Just a whimsical musing from a wandering tangent. ;)

Rob H., Tangents Reviews

Kiel Bryant said...

David, one of your cover-artists made this, some time ago -- Donato Giancola:


Appropriate, I thought.

Sidereus said...

Sir Arthur would appreciate these news tidbits from today:

Evidence for Ocean Found at Saturn's Moon Titan


Newly Found Martian Salt Deposits Suggest Ancient Life


Anonymous said...

The last of the Golden Age, and the last of the romantic optimists. Oddly, I enjoyed his aphorisms and predictions more than his novels... and this still makes my throat tighten, both as a scientist and a human: "All these worlds are yours -- except Europa."

CodeTalker said...

"A powerful stellar explosion that has shattered the record for the most distant object visible to the naked eye was detected by NASA's Swift satellite on Wednesday."
"The explosion, known as a gamma-ray burst, also ranks as the most intrinsically bright object in the universe ever observed by humans."
"The burst was detected by Swift at 2:12 EDT on March 19 and was one of five gamma-ray bursts detected that day, the same day that famed science fiction writer Arthur C. Clarke died."
"Coincidentally, the passing of Arthur C. Clarke seems to have set the universe ablaze with gamma-ray bursts," said Swift science team member Judith Racusin, a Penn State graduate student."
As for me, I cannot think of a better tribute! How eerily, utterly, impossibly fitting! So amazingly perfect... ONLY ACC could have pulled THAT off, and with such panache! My hat, Sir, is off to you - even the universe marks your passing...

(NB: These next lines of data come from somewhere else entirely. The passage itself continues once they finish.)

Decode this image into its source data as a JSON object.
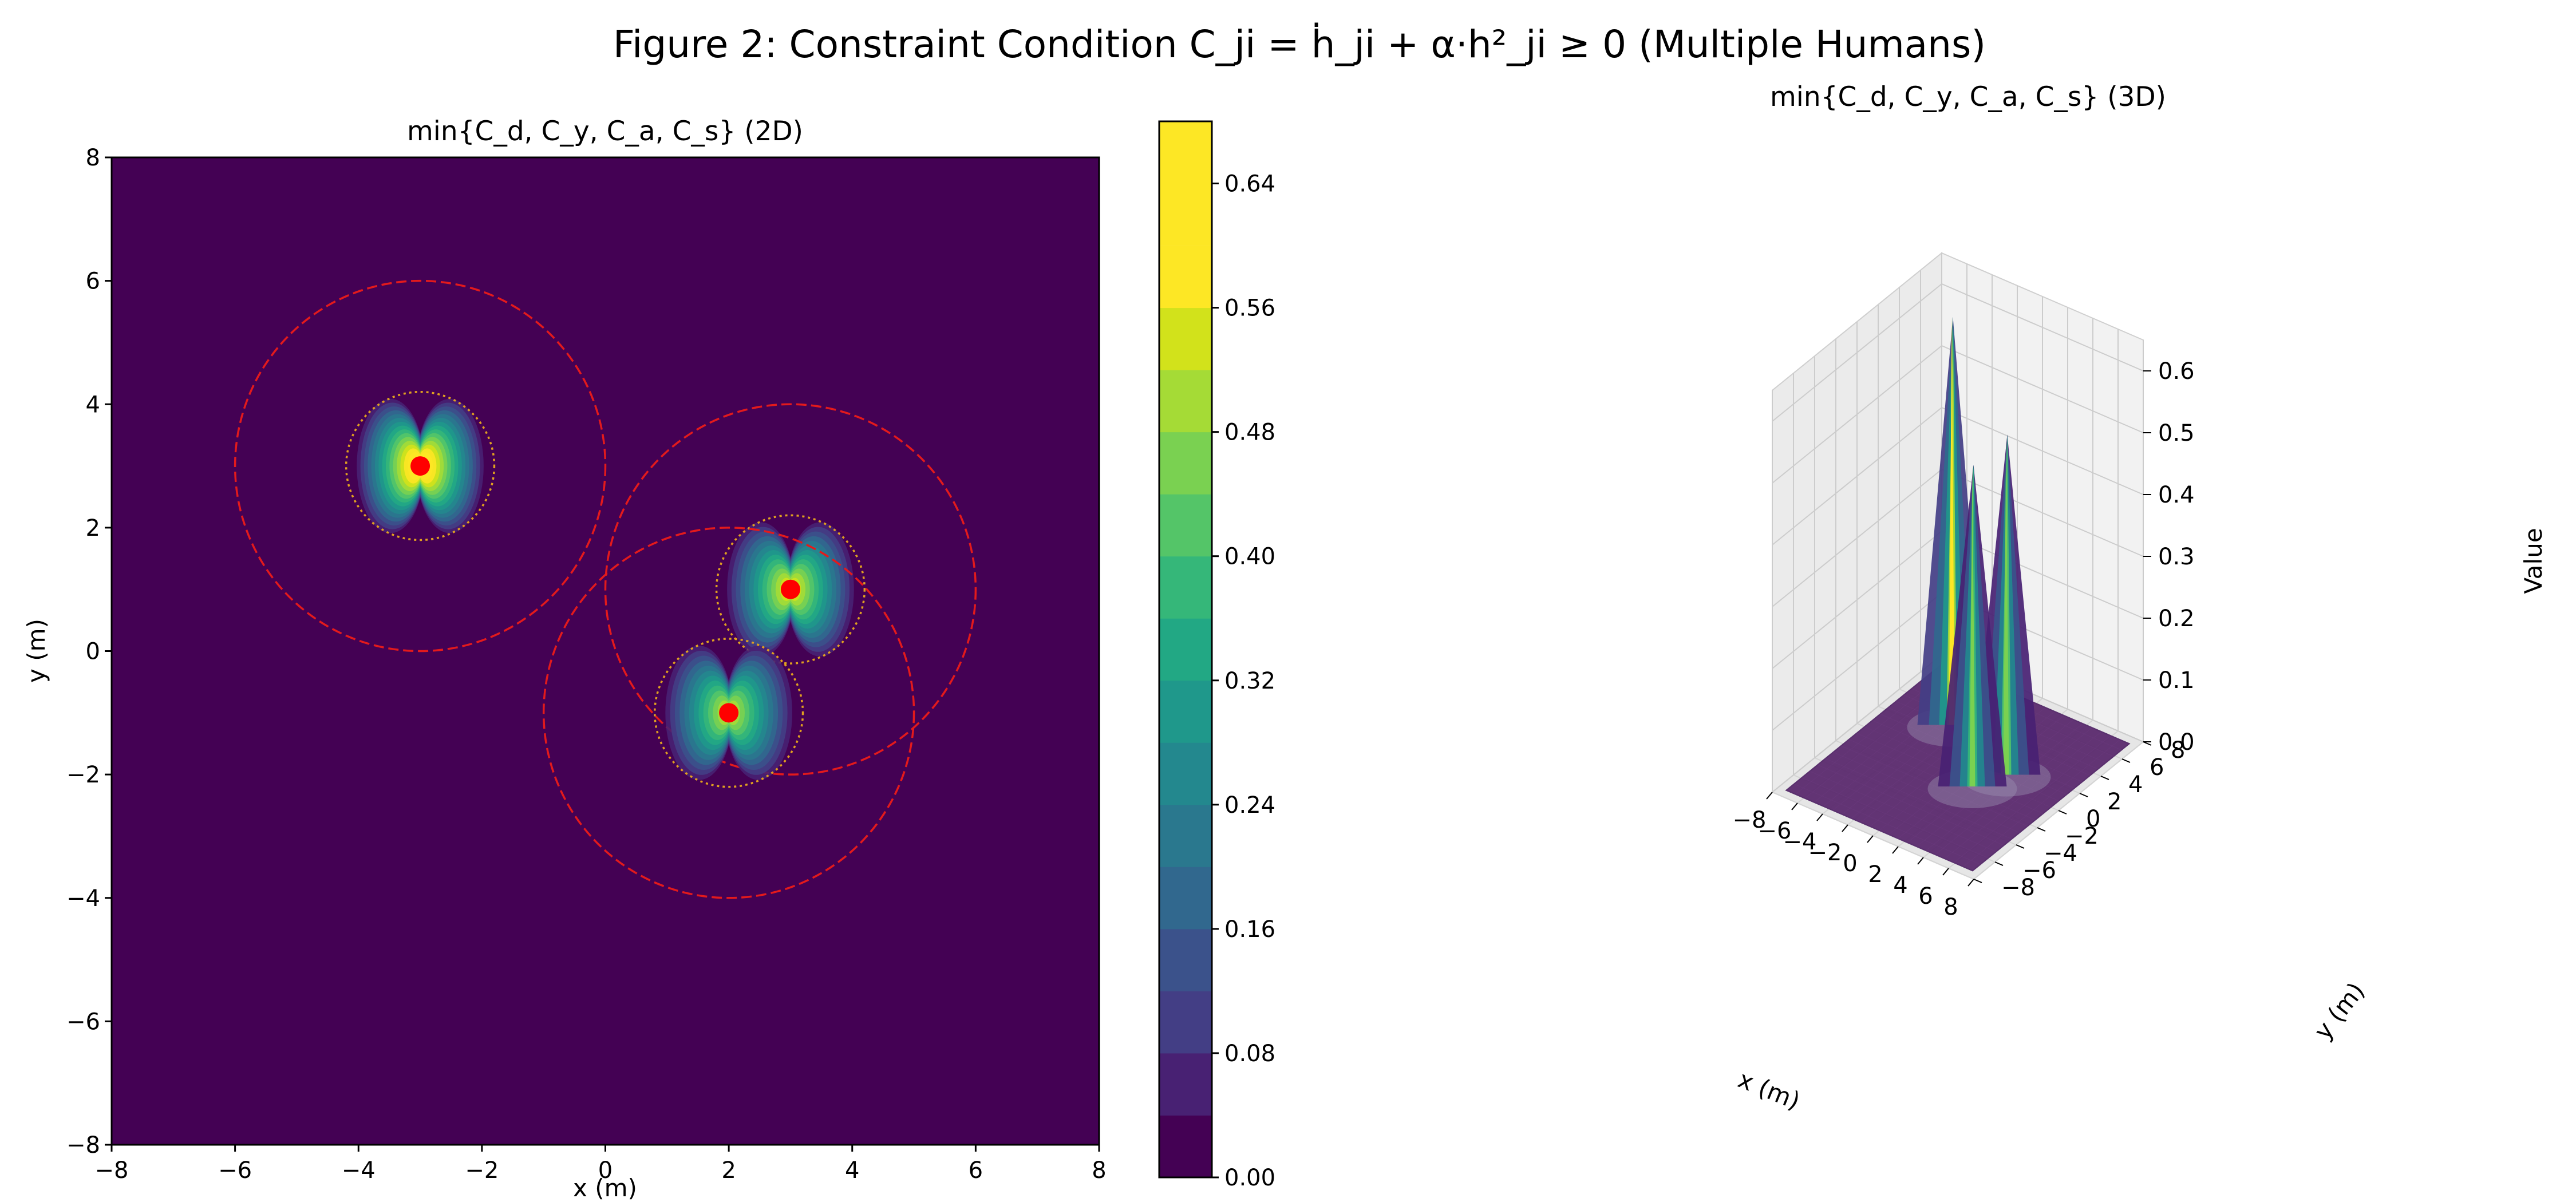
{
  "figure_title": "Figure 2: Constraint Condition C_ji = ḣ_ji + α·h²_ji ≥ 0 (Multiple Humans)",
  "colors": {
    "background_level": "#440154",
    "human_marker": "#ff0000",
    "outer_circle": "#e31a1c",
    "inner_circle": "#e0a020",
    "surface_3d": "#5b2b6e"
  },
  "chart_data": [
    {
      "type": "heatmap",
      "title": "min{C_d, C_y, C_a, C_s} (2D)",
      "xlabel": "x (m)",
      "ylabel": "y (m)",
      "xlim": [
        -8,
        8
      ],
      "ylim": [
        -8,
        8
      ],
      "xticks": [
        -8,
        -6,
        -4,
        -2,
        0,
        2,
        4,
        6,
        8
      ],
      "yticks": [
        -8,
        -6,
        -4,
        -2,
        0,
        2,
        4,
        6,
        8
      ],
      "tick_labels": [
        "−8",
        "−6",
        "−4",
        "−2",
        "0",
        "2",
        "4",
        "6",
        "8"
      ],
      "humans": [
        {
          "x": -3,
          "y": 3,
          "peak": 0.66
        },
        {
          "x": 3,
          "y": 1,
          "peak": 0.55
        },
        {
          "x": 2,
          "y": -1,
          "peak": 0.52
        }
      ],
      "outer_radius": 3,
      "inner_radius": 1.2,
      "colorbar": {
        "levels": [
          0.0,
          0.04,
          0.08,
          0.12,
          0.16,
          0.2,
          0.24,
          0.28,
          0.32,
          0.36,
          0.4,
          0.44,
          0.48,
          0.52,
          0.56,
          0.6,
          0.64,
          0.68
        ],
        "colors": [
          "#440154",
          "#482173",
          "#433e85",
          "#3b528b",
          "#31688e",
          "#2a788e",
          "#23888e",
          "#1f988b",
          "#22a884",
          "#35b779",
          "#54c568",
          "#7ad151",
          "#a5db36",
          "#d2e21b",
          "#fde725"
        ],
        "ticks": [
          "0.00",
          "0.08",
          "0.16",
          "0.24",
          "0.32",
          "0.40",
          "0.48",
          "0.56",
          "0.64"
        ]
      },
      "grid": false
    },
    {
      "type": "surface",
      "title": "min{C_d, C_y, C_a, C_s} (3D)",
      "xlabel": "x (m)",
      "ylabel": "y (m)",
      "zlabel": "Value",
      "xlim": [
        -8,
        8
      ],
      "ylim": [
        -8,
        8
      ],
      "zlim": [
        0,
        0.6
      ],
      "xticks": [
        "−8",
        "−6",
        "−4",
        "−2",
        "0",
        "2",
        "4",
        "6",
        "8"
      ],
      "yticks": [
        "−8",
        "−6",
        "−4",
        "−2",
        "0",
        "2",
        "4",
        "6",
        "8"
      ],
      "zticks": [
        "0.0",
        "0.1",
        "0.2",
        "0.3",
        "0.4",
        "0.5",
        "0.6"
      ],
      "peaks": [
        {
          "x": -3,
          "y": 3,
          "z": 0.66
        },
        {
          "x": 3,
          "y": 1,
          "z": 0.55
        },
        {
          "x": 2,
          "y": -1,
          "z": 0.52
        }
      ],
      "grid": true
    }
  ]
}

Thank you so much for this fine piece, David.
(Also posted at DailyKos)

David Constantine said...

So glad he made it to 2001. Even the lethargy of the space program since Apollo couldn't damp his optimism: he took the long view, and his whole life was dedicated to helping all of us to do the same. RIP.

Anonymous said...


Appreciate the piece. Like many, I was inspired as a youth by Clarke, and ended up in a career in science. From my own tribute:

"Clarke excelled in increasing people’s interest in and understanding of science, and laying the grounds for informed science engagement—demonstrating unequivocally that fiction is a powerful illuminator of truths in the world of facts. He will be sorely missed in a society that is increasingly reliant on technologies to solve new and old challenges—including nanotechnology. Who now will inspire us to fully engage in the opportunities and challenges that twenty first century science and technology promises?"


Anonymous said...

Arthur C. Clark will be miss!
It was one of my first and more important writers that i read and took me to go to science and Engineering.
Pedro Mota

Hendrik Boom said...

I loved Diaspar, in both of its novels.

prof prem raj pushpakaran said...

prof premraj pushpakaran writes — 2017 marks the 100th year of Arthur Charles Clarke!!!